When it comes to Starbucks, I tend to agree with James H. Kunstler when he told Good Experience blog:
"Starbucks provides something very simple, in short supply: agreeable public space... You pay $3.50 for their stupid coffee concoction, but you stay at their table for an hour and a half. There are so few places that Americans can go, especially real public space, not a mall, so little real public space, that if you put in this artificial substitute, it's wildly successful. Starbucks is selling a public gathering place..."

For me, I know of better independent coffee shops that serve finer tasting coffee, have nicer decors, and don’t play Norah Jones ‘round the clock. Because of this, I don’t get to Starbucks much.

Most North Americans, though, don’t have the time and energy, or don’t care to be in the loop enough to seek out these places. Starbucks is what they know, and it works well for them. It’s a nice place to be. That’s why the company has done so remarkably well.

Starbucks has created a mass market for coffee shops that never existed before. Before them, only a few coffee shops operated in large cities (Winnipeg had several), and were the sole domain of the beats, the jazz crowd, and other segments of 20th-century subculture. In Winnipeg, Starbuck’s influence preceded their own actual presence, via places like Second Cup and The Fyxx.

Even in close proximity, Starbucks creates a market. The Fyxx shop at Broadway and Donald, kitty-corner to a Starbucks, is the small chain’s busiest.

Soon, according to the sign in the window, Starbucks will open a new location on the ground floor of the TD/Canwest building on Portage and Main. Not in the Concourse, or Winnipeg Square--that dingy retail bunker below the intersection, where there is already a Starbucks--but at street level.

Were Portage and Main not such a wholly forgotten, and deplorable place today, this could be seen as another example of Starbucks setting up shop at a city's landmark places, something they've done in major cities across the world. But Portage and Main is no longer a landmark, and no longer Canada's Most Famous Intersection. The city willingly gave that away 30 years ago this year, when it closed the intersection to pedestrians and constructed concrete barricades at the four corners. They now stand as a disgrace; a sick joke among urbanist circles around the world; Winnipeg's greatest example of misanthropy in general, with a particular hostility toward non-locals.



The addition of a Starbucks at the intersection may add more civic and commercial pressure on opening of the barricades than all the re-design competitions and (excellent) Val Werier columns in the Winnipeg Free Press combined. The reason why people--other than those who feel nostalgic, or who possess basic urbanist sensibilities--don't demand the barricades come down, is because people don't go to Portage and Main. There has been no reason to. Starbucks may be one reason for some to go there again, and spending time looking out the window to the unsightly view of nothing but concrete walls, cars and trucks, may give people the chance to understrand why closing the interesection was such a bad idea.
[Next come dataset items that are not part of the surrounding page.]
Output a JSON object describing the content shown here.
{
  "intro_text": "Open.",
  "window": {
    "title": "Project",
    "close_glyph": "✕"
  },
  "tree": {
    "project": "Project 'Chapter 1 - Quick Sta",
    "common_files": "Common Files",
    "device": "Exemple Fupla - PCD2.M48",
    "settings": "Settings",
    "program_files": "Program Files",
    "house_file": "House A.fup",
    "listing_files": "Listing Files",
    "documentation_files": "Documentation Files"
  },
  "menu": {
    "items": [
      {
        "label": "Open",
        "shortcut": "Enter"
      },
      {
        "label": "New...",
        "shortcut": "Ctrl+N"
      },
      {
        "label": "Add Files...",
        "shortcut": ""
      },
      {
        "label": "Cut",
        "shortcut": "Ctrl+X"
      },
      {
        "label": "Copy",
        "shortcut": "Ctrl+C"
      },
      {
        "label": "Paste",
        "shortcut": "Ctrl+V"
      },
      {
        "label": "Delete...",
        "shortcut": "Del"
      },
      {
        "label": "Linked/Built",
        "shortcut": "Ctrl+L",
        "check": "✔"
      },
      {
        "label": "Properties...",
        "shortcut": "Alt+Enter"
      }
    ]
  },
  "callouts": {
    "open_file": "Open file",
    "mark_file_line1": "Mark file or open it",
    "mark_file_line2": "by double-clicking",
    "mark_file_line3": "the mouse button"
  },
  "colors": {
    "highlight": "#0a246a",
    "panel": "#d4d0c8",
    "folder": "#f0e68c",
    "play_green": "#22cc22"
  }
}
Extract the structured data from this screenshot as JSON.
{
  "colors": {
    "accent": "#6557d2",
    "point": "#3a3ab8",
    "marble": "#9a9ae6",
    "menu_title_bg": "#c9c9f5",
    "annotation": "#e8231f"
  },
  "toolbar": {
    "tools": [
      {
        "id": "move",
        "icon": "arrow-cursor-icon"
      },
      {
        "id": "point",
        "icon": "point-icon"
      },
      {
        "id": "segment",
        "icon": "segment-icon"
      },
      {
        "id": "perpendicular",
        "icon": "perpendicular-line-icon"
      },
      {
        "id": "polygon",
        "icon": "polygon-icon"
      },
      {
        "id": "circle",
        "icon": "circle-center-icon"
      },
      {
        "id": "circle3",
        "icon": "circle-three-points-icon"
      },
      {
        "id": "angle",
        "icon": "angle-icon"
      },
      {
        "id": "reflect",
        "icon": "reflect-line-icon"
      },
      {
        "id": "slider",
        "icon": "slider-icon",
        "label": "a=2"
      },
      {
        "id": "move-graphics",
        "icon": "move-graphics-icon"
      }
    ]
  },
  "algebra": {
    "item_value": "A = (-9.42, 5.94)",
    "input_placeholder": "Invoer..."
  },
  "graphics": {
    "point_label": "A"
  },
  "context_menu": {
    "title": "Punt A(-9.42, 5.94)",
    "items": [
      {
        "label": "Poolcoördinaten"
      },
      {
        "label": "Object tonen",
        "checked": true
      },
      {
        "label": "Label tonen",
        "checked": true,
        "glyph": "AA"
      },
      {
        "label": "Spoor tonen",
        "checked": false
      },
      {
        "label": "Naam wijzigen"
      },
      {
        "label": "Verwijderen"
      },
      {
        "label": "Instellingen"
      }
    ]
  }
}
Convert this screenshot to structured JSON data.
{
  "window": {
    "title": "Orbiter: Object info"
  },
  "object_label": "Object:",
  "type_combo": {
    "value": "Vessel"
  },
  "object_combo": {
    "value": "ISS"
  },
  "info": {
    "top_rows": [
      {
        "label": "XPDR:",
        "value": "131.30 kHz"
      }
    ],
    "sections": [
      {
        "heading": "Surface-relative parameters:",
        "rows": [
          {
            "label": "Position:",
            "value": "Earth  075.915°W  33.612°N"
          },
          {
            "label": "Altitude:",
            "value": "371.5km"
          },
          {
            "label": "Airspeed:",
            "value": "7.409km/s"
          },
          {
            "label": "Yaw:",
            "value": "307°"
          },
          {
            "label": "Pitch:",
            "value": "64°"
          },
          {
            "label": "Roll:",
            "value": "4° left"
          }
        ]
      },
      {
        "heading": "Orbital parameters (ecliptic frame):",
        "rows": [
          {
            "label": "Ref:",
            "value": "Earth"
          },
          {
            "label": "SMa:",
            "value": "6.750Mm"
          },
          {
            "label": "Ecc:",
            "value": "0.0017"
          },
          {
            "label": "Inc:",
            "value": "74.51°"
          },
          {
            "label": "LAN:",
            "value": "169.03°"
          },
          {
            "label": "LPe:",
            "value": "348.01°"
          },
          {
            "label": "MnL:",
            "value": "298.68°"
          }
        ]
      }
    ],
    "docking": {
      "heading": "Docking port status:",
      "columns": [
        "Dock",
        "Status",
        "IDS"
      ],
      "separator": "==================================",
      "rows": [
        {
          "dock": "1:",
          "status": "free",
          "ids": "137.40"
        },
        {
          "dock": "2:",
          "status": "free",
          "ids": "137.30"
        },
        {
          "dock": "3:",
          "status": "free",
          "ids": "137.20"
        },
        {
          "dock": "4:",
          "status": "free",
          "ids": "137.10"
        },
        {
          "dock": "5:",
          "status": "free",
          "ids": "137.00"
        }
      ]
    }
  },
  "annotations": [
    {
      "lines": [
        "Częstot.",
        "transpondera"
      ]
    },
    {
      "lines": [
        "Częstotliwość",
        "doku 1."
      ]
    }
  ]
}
There should be no delusion that allowing people to cross Portage and Main will bring back the days seen in black and white (or in the example above, sepia toned) photos, or that it would possess the worldly thrill of Times Square or the sacred quietude of Piazzo San Marco --respective qualities humans cannot get enough of. The architecture at Portage and Main (save for the magnificent Bank of Montreal) just wouldn't allow for that, neither would the heavy car and truck traffic.

Portage and Main may not be made great with the barricades' removal, but it could function as a normal city intersection again. If nothing else, it could be a place where one could walk to Starbucks from Birk's Jewellers (opening on Main and Lombard this month) without having to enter the vexing and forbidding Concourse below. This alone, when 50 years of downtown decline are considered, would be great enough.

Starbucks may go a long way in allowing the needs of people, commerce, and for “agreeable public space” grow greater at Portage and Main than the need for people to drive through the intersection a few seconds quicker.